Unfortunately, people have varying views with regards to what the most important characteristic of a person is: for some it is the colour of his skin; for others, it is his economic situation – whether he is wealthy or poor; others think it is his , social or political standing, whether he is ruler or ruled; for others it is his social standing as an aristocrat, middle or working class; yet for some is his birth place and the language he speaks or the tribe he belongs to, etc..

‘Do men think that they will be left alone on saying “We believe”, and they will not be tested? We tested those before them, and Allah will certainly those who are true and those who are false’. (Quran 29: 2-3)

In Islam, these have no significance rather they are merely taken as signs of the creative power of God to enable people to recognise one another. The Almighty declares “O Mankind! Indeed we have created you as male and female, and have placed you in nations and tribes that you may have mutual recognition. However, the most honourable of you, in the sight of Allah is the one who is most God-conscious” (Qur’an: 49: 13)

Hence, the most important characteristic of a person is whether he is conscious of his Creator, believes in Him and through that consciousness submits to Him at all times and in all circumstances.

According to the Islamic view man is created by Allah in a pure state, free from sin.
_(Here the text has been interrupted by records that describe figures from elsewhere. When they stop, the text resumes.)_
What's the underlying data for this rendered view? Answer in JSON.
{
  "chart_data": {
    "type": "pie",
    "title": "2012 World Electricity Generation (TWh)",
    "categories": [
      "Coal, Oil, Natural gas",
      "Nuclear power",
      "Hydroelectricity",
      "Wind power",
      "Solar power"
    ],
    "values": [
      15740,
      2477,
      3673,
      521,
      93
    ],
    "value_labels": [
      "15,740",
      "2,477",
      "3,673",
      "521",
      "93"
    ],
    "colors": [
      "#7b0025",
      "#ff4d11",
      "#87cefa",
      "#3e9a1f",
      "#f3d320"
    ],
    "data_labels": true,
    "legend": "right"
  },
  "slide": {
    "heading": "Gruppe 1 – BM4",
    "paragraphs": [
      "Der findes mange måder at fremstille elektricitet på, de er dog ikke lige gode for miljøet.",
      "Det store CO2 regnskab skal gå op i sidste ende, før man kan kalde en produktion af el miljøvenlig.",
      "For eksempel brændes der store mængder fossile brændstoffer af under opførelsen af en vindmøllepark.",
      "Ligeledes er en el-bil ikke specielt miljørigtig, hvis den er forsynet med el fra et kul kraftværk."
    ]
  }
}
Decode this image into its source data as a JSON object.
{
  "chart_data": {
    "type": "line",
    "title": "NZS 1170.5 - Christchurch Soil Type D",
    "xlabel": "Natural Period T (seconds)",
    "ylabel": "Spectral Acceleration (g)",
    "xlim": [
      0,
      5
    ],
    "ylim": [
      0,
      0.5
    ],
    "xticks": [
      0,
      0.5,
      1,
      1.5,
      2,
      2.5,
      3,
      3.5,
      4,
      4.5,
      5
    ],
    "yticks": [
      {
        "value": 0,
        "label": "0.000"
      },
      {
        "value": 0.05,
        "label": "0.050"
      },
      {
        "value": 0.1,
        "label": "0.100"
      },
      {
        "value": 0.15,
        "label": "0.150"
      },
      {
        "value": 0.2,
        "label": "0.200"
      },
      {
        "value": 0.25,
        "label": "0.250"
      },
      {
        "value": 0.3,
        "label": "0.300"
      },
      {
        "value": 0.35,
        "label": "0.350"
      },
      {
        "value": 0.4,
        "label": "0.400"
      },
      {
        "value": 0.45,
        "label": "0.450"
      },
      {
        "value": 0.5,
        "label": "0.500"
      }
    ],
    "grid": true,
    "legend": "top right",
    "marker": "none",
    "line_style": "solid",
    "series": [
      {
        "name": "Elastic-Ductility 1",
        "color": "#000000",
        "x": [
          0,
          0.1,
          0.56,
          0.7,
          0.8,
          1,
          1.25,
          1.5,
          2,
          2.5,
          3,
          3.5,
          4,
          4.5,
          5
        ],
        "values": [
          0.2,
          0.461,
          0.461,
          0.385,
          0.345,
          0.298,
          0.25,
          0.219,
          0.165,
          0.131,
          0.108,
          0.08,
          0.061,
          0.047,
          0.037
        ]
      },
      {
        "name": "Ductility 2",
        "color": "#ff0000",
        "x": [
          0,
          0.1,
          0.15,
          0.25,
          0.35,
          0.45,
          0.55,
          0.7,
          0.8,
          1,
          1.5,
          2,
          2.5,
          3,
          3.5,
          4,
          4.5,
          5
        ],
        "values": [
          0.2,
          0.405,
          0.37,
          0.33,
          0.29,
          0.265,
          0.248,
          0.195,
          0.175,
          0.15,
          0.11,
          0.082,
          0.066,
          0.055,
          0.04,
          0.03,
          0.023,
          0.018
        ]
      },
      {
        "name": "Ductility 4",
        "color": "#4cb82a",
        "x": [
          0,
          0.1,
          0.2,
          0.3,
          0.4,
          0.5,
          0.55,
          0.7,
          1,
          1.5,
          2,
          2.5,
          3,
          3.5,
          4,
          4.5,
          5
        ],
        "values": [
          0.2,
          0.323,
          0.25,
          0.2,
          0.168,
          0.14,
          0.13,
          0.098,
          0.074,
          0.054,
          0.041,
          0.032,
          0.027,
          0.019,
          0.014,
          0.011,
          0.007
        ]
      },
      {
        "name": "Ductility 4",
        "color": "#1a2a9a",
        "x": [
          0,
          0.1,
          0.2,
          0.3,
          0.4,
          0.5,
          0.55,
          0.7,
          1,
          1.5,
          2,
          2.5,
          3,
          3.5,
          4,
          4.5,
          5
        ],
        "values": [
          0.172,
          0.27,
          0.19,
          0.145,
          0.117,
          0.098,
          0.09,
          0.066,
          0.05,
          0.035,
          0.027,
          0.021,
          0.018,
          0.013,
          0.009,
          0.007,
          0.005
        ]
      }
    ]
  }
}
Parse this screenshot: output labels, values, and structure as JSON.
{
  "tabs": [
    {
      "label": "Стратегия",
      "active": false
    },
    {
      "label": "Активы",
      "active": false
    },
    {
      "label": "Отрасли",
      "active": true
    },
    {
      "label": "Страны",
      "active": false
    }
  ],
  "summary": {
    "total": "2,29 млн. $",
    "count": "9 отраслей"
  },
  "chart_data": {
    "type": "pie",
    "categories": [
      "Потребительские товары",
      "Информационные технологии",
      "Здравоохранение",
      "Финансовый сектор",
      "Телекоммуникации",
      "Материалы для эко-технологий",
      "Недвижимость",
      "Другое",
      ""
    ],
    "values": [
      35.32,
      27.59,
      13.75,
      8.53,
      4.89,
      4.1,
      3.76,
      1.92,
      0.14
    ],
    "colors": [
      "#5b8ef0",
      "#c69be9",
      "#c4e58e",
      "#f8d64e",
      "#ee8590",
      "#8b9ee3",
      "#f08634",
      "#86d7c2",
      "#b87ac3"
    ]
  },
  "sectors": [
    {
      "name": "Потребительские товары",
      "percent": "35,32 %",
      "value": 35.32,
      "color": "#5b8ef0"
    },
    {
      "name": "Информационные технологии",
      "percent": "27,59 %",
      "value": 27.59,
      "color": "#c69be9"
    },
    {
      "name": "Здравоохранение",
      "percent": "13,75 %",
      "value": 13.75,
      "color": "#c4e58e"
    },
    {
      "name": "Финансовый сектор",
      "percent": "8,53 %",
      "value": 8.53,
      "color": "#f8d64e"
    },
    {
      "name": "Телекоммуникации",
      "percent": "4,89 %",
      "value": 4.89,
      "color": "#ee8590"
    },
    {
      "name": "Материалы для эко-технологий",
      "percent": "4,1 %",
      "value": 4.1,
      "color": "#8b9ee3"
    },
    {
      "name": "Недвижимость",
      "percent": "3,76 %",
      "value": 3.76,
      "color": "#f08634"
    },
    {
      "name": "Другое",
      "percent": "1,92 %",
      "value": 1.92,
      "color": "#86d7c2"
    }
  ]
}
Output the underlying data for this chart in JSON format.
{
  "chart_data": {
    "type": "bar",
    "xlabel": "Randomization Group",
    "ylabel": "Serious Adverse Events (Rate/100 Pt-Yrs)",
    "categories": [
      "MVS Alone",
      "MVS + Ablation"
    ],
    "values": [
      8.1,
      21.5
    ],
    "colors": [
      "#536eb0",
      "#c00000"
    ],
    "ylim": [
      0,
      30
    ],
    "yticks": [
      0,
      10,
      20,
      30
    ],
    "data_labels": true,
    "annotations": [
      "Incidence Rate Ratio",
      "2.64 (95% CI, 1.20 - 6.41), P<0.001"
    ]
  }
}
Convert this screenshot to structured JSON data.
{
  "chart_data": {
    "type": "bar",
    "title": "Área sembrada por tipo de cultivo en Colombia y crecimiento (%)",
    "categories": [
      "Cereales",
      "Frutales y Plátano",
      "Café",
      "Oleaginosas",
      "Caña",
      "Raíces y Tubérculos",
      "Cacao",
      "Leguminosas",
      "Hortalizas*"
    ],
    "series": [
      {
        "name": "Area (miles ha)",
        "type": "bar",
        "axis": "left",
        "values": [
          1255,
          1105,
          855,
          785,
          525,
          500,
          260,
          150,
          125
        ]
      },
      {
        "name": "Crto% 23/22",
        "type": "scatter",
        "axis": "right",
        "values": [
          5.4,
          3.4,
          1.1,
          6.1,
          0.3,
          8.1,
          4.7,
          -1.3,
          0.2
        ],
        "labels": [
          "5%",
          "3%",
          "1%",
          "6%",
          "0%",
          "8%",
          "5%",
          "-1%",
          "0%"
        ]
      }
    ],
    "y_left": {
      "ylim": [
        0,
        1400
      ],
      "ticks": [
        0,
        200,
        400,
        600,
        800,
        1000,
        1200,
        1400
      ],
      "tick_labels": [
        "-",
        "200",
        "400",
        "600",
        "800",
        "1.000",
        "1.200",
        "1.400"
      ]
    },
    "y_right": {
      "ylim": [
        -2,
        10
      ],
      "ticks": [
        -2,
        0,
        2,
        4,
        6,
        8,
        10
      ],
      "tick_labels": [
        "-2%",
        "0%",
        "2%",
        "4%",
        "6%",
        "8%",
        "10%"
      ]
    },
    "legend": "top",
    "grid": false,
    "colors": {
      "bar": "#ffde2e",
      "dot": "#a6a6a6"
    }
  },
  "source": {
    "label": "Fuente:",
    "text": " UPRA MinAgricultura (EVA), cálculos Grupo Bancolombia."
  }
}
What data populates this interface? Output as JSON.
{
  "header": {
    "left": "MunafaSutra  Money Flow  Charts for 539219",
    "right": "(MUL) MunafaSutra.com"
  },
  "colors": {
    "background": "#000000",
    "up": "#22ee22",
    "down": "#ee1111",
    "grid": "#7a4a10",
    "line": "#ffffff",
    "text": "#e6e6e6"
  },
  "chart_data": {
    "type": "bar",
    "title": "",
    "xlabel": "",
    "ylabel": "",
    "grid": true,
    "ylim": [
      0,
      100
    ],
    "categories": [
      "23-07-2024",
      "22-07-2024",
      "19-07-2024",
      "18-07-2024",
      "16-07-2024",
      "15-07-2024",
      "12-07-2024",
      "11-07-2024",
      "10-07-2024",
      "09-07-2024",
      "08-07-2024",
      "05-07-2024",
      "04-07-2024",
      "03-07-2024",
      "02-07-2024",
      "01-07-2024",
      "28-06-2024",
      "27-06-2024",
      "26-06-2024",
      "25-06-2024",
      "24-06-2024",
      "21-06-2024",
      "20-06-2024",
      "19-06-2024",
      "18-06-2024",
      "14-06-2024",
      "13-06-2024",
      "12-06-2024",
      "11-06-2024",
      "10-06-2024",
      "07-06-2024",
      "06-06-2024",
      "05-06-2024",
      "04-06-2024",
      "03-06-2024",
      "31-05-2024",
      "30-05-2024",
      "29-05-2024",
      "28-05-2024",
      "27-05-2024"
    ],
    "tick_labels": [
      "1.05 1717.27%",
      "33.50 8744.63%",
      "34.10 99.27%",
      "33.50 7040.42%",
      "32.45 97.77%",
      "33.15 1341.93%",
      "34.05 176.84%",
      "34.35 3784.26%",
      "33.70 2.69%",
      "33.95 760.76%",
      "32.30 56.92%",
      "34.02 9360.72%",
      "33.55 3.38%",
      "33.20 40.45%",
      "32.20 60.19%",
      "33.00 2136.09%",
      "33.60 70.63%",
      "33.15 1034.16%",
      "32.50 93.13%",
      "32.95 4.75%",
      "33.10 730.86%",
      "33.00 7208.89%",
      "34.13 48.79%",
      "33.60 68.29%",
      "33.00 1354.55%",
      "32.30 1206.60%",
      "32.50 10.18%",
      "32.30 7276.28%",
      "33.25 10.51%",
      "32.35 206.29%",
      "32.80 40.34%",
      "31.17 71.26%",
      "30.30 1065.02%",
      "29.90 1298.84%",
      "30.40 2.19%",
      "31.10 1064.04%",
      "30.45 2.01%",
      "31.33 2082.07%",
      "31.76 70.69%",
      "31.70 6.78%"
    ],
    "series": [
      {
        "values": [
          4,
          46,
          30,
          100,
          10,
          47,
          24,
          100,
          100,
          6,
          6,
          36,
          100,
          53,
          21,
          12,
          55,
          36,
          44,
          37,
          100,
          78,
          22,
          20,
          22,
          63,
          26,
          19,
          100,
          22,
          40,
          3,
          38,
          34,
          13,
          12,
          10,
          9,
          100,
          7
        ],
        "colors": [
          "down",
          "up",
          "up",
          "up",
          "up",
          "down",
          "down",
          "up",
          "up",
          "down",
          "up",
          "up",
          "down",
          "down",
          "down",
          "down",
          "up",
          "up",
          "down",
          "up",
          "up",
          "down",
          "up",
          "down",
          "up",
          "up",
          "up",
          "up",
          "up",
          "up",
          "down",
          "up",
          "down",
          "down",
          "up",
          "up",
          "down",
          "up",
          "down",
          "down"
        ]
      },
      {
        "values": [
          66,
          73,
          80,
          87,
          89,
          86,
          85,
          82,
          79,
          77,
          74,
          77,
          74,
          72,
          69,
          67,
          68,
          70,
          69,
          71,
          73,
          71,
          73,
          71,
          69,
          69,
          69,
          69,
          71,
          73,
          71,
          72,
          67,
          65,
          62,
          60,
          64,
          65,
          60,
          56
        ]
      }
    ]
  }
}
He also created us with the capacity or power to do both good and evil. He gave us the freedom to choose between doing good or evil. The good and evil therefore is connected with mankind’s freedom of choice and responsibility for their actions. “Good” may be whatever is pleasing to Allah and therefore beneficial to us.  Whereas “Bad/evil” may be whatever incurs the anger of God and is therefore harmful to man.

‘By the soul, and the proportion and order given to it; And its enlightenment as to its wrong and its right – truly he that succeeds that purifies it, and he fails that corrupts it….. (Quran 91: 7-10)

Therefore one of mankind’s main tasks is to keep away from and ward off evil. This is why Taqwa, piety and God consciousness is repeatedly mentioned in the Qur’an as the most important quality a person should develop in this regard. This means one must be conscious at all times not to over step the limits set by God. It works as a defence against evil and temptation by keeping a person within the boundaries of piety.